Advice on Activism

i was reading an article today critiquing ‘click activism’ a.k.a ‘slacktivism (‘A Click Is Not Enough’, Johanna Lovatt, Weekend, p. 8, Herald Sun, 23 January 2016). I agree with the premise of Lovatt’s article.

The problem is, very rarely does ‘click activism’ change ingrained attitudes that havve caused the problem in the first place (especially when it comes to discrimination. I want to talk about that more shortly). Very few people donate funds or time to issues that they, according to their Facebook profile, are supposedly passionate about. I think it even goes further than that.

Seeing many Facebook profiles with the rainbow filter after the SCOTUS ruling and nationwide legalisation of same – sex marriage across the U.S. was heartening, and, to be honest, with some surprising. I hope that was a start of discussion and a safer environment for members ofcthe LGBTQ+ community. Or is it? Will people be able to come out more freely without fear? Will people will more openly condemn discrimination and mistreatment faced by the LGBTQ+ community? Will LGBTQ+ people be able to raise concrns without being criticised or shouted down? Forcthose who championed the SCOTUS ruling last year, will you stand up for people who are bisexual? Pansexual? Transgender? Asexual?


In regard to asexuals, i want yo write a few points on how

people can support people who come out as asexual and

the comunity in general.


  1. Educate yourself. Learn exactly what asexuality is.

Resources that may be helpful include Asexuality Visibility Education Network (AVEN) website, research done by Canadian Anthony Bogaert. You can search a number of videos by SwankyIvy (real name, Julie Sondra Decker) on YouTube. She also has a book ‘The Invisible Orientation: An Introduction to Asexuality”. The book can be downloaded from Itunes.

Be wary if you see media items about asexuality. While many reports and representations are OK, there are some that are not well informed.

2. If someone comes out to you, believe them. Many asexuals realise that they lack sexual attraction in puberty (not all, but many). My guess if someone comes out to you, they are not ‘too young’ to know.

3. Please DON’T pester asexuals about dating or sex. It’s unlikely that dating or having sex with the ‘right person’ will change their mind

4. Please keep questions respectful. Don’t cause embarrassment asking unnecesssarily personal questions. This includes when an asexual person is in a romantic relationship.

5. Please allow asexual friends/ family members to join conversations. This may main refraining from certain topics that the asexual person maybe uncomforable with. Let them bring up topics they want to talk about.

6. If you know, or are close to people who are asexual, let them know you love and care about them.

7. Remember, the person who has come out to you is the same person he/ she/ they, etc always were

8. Be vocal against sexual assault, indecent assault or sexual harrassment that asexual people can be victims of. That includes

being vocal when an asexual friend is being pestered and receiving unwanted advances.

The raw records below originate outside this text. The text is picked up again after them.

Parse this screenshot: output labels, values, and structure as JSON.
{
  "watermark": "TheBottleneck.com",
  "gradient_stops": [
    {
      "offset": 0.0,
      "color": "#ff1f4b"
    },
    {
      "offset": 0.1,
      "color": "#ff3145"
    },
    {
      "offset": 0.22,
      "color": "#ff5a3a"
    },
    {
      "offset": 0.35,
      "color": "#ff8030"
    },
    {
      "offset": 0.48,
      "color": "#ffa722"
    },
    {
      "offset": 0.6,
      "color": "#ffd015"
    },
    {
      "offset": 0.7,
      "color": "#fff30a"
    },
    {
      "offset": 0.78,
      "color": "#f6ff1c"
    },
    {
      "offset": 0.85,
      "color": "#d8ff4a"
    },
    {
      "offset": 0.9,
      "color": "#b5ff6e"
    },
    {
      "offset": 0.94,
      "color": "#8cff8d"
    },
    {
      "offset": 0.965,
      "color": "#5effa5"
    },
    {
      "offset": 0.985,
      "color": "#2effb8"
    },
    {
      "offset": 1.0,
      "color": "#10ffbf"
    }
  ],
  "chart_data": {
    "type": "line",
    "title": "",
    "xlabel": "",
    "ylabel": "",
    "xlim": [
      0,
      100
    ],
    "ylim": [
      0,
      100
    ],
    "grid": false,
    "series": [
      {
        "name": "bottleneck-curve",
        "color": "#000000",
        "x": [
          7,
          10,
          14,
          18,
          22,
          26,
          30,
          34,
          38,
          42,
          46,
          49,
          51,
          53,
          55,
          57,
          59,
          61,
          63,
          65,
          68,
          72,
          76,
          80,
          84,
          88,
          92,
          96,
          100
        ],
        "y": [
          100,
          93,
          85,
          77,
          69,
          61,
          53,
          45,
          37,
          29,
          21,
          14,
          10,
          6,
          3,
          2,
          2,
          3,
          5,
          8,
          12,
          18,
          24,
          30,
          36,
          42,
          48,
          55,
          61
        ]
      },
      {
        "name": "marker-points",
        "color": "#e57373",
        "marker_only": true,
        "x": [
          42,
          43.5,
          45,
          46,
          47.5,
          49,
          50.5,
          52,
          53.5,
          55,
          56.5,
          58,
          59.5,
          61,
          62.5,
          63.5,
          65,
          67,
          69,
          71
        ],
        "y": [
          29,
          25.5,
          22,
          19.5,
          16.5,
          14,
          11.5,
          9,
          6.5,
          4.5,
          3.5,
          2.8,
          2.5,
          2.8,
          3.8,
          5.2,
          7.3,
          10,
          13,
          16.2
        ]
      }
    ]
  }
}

Activism, whether on – line or real life should be about fighting injustices faced by people. I think knowibg what the cause is, the pitfalls and how to combat those injustices is a start. Also, activism should, ultimately be an everyday thing. So, criticise discriminatory slurs, stand by LGBT+ loved ones. Educate yourself and love and accept asexual loved ones. With these steps, this just may combat discrimination.

So, that’s my list so far (sorry for tge dodgy spacing. Just the Ipad I’m on at the moment).

Any advice I missed?


Contrast of Two Videos on Asexuality

I just saw two Youtube clips in an Asexuality group on Facebook, by one Youtuber (Arielle, apparently her name is). Anyway, see the contrast.


This video isn’t half bad. Most of it is pretty accurate, which is great. The only thing I’ll add is that she said that asexuality is (or at least should be) considered part of the LGBTQ+ community. I’ve written about this before and have discussed it on Facebook; not all asexuals feel apart of the LGBT+ community. I’ve even had people tell me on my blog that they thought their struggles as an aseexual were different than those of the LGBT+ community. Anyway, part from that, very good, fairly informative video.


Now, look at another video by the same Youtuber, but this time with a friend of hers – a so – called “therapist”




Completely ignorant. Well, OK, maybe it’s a bit harsh. Let me explain.

In this video Arielle and the “therapist” talks about lack of sex drive. They talk about things like medication, depression, being gay and not knowing it, and so on. The problem was that they mistakenly said that people were asexuals because they lose their sex drive because of depression, or are on medication. Ummm, no. Most people who identify as asexual have experienced a lack of SEXUAL ATTRACTION from the onset of puberty onwards, just like someone who’s gay has generally experienced sexual attraction to the same – sex since then onwards. Most, (especially older asexuals), probably didn’t know at the time that they were asexual because of a lack of education and information available at the time, but, generally speaking, most people who identify as asexual realise their lack of sexual attraction fairly early on. Like anything, there are exceptions.

Two videos, from the same Youtuber, one well – informed, one very, very ill – informed.